No Words (A Response to the Connecticut School Shooting)
I just saw this tragic story on the news and this quote from a parent struck me:
There’s no words that I could come up with that would even come close to describing the sheer terror of hearing that your son is in a place… where there’s been violence.
They had their entire lives ahead of them — birthdays, graduations, wedding, kids of their own… Among the fallen were also teachers, men and women who devoted their lives to helping our children.
20 kids dead. Several teachers who had dedicated their lives to educating these little ones, to giving them hope for a future — also dead. All of that taken away.
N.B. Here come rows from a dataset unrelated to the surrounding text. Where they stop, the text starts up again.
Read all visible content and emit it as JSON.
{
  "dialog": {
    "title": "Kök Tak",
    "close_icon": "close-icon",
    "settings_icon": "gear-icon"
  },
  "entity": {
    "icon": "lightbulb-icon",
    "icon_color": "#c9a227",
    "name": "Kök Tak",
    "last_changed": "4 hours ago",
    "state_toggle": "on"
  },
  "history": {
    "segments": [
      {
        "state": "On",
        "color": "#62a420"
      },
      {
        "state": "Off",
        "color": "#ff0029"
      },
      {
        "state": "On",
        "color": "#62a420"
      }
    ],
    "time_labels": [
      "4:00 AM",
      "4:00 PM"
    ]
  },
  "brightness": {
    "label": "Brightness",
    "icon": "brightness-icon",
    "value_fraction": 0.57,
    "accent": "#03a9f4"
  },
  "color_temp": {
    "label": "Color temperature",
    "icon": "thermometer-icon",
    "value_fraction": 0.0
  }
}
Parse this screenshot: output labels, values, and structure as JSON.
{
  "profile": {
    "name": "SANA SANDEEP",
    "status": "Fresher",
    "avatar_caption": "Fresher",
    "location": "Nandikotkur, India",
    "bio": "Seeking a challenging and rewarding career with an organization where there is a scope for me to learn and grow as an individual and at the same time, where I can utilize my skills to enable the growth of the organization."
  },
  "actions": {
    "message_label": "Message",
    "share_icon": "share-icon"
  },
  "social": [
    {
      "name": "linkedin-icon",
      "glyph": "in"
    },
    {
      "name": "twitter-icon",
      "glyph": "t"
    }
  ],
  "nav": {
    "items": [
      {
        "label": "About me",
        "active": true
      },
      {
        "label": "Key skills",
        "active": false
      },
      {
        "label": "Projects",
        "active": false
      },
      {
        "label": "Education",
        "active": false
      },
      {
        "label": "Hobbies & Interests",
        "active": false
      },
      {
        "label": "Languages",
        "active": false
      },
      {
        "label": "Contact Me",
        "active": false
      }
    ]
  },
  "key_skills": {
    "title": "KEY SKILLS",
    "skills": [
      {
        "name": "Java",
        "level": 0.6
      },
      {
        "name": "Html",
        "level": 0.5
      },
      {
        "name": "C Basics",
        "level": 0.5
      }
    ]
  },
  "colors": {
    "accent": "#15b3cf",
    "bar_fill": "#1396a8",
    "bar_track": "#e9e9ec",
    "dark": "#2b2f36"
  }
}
As a writer, I want to say something. But as a parent, I cannot.
I believe language has power and impact, that it can be a salve to our wounds. But not today. Today, I have no words.
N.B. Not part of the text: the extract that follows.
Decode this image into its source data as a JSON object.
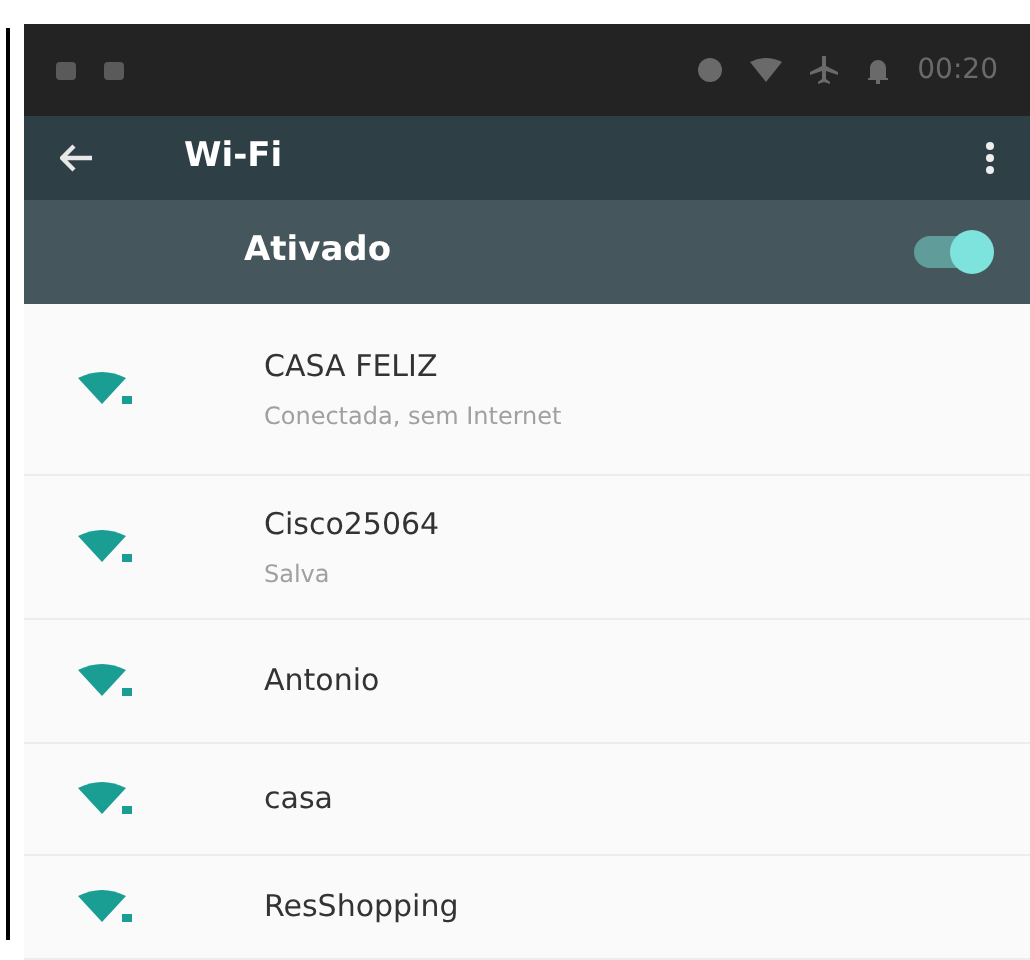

If I did, they might be “awful” or “unimaginable” — even “appalling.” But none of those seems to capture the intensity, the pain, of what has transpired today. None seems appropriate.
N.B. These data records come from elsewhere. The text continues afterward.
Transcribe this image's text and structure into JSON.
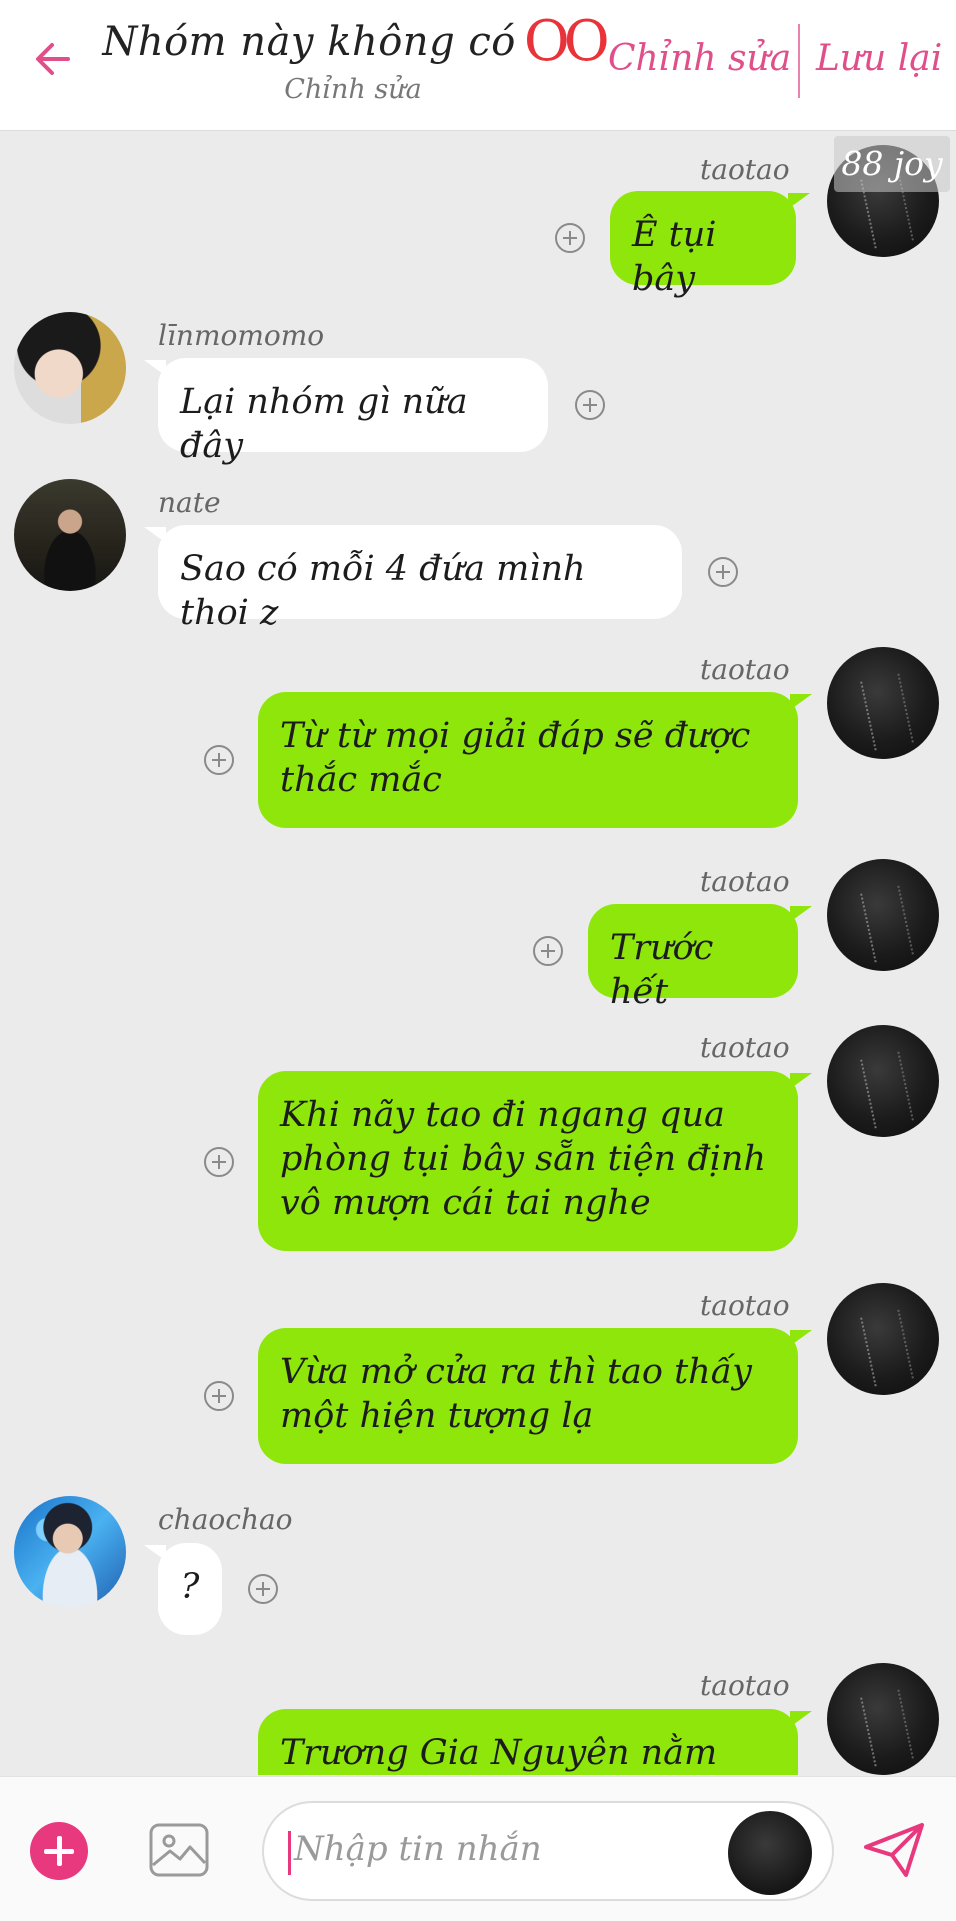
{
  "header": {
    "title": "Nhóm này không có",
    "title_mark": "OO",
    "subtitle": "Chỉnh sửa",
    "edit_label": "Chỉnh sửa",
    "save_label": "Lưu lại",
    "back_icon": "arrow-left-icon"
  },
  "watermark": "88 joy",
  "messages": [
    {
      "sender": "taotao",
      "direction": "out",
      "text": "Ê tụi bây"
    },
    {
      "sender": "līnmomomo",
      "direction": "in",
      "text": "Lại nhóm gì nữa đây"
    },
    {
      "sender": "nate",
      "direction": "in",
      "text": "Sao có mỗi 4 đứa mình thoi z"
    },
    {
      "sender": "taotao",
      "direction": "out",
      "text": "Từ từ mọi giải đáp sẽ được thắc mắc"
    },
    {
      "sender": "taotao",
      "direction": "out",
      "text": "Trước hết"
    },
    {
      "sender": "taotao",
      "direction": "out",
      "text": "Khi nãy tao đi ngang qua phòng tụi bây sẵn tiện định vô mượn cái tai nghe"
    },
    {
      "sender": "taotao",
      "direction": "out",
      "text": "Vừa mở cửa ra thì tao thấy một hiện tượng lạ"
    },
    {
      "sender": "chaochao",
      "direction": "in",
      "text": "?"
    },
    {
      "sender": "taotao",
      "direction": "out",
      "text": "Trương Gia Nguyên nằm"
    }
  ],
  "composer": {
    "placeholder": "Nhập tin nhắn",
    "add_icon": "plus-circle-icon",
    "image_icon": "image-icon",
    "send_icon": "send-icon"
  },
  "colors": {
    "accent": "#e8387e",
    "header_action": "#e04f8a",
    "outgoing_bubble": "#8ee60a",
    "incoming_bubble": "#ffffff",
    "chat_background": "#ebebeb"
  }
}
So today I am reminded that sometimes no words are in order.
When tragedy strikes, we want to have the right words to say, because something really ought to be said. We are uncomfortable with the silence and fear our lack of words will communicate indifference.
But we forget that sometimes silence can be louder than our strongest voice.
At times like this, the Jewish custom of Shiva seems to offer the most comfort. Instead of saying something, perhaps the most appropriate thing to do is to simply sit with the suffering. To not say but show we are with those in mourning.
Maybe it’s a prayer offered or a candle lit, even a hand on the knee or a person’s presence in a room. At our times of greatest despair, we don’t need words of consolation or an explanation of what “God’s plan” is in all of this mess. We just don’t want to feel alone.
Tragedy has a devious way of isolating those in suffering, making them feel they have to bear this burden alone.
The best way we can love those who have lost so much is to show them that they are not on their own. That we are, indeed, with them. I don’t know how we do that virtually for strangers, from thousands of miles away, but it’s worth trying to figure out.
After all, it’s one thing to say, “Tomorrow’s another day.” It’s quite another to sit through the darkness of night and wait for daybreak together.
Somewhere we know that without silence words lose their meaning, that without listening speaking no longer heals, that without distance closeness cannot cure.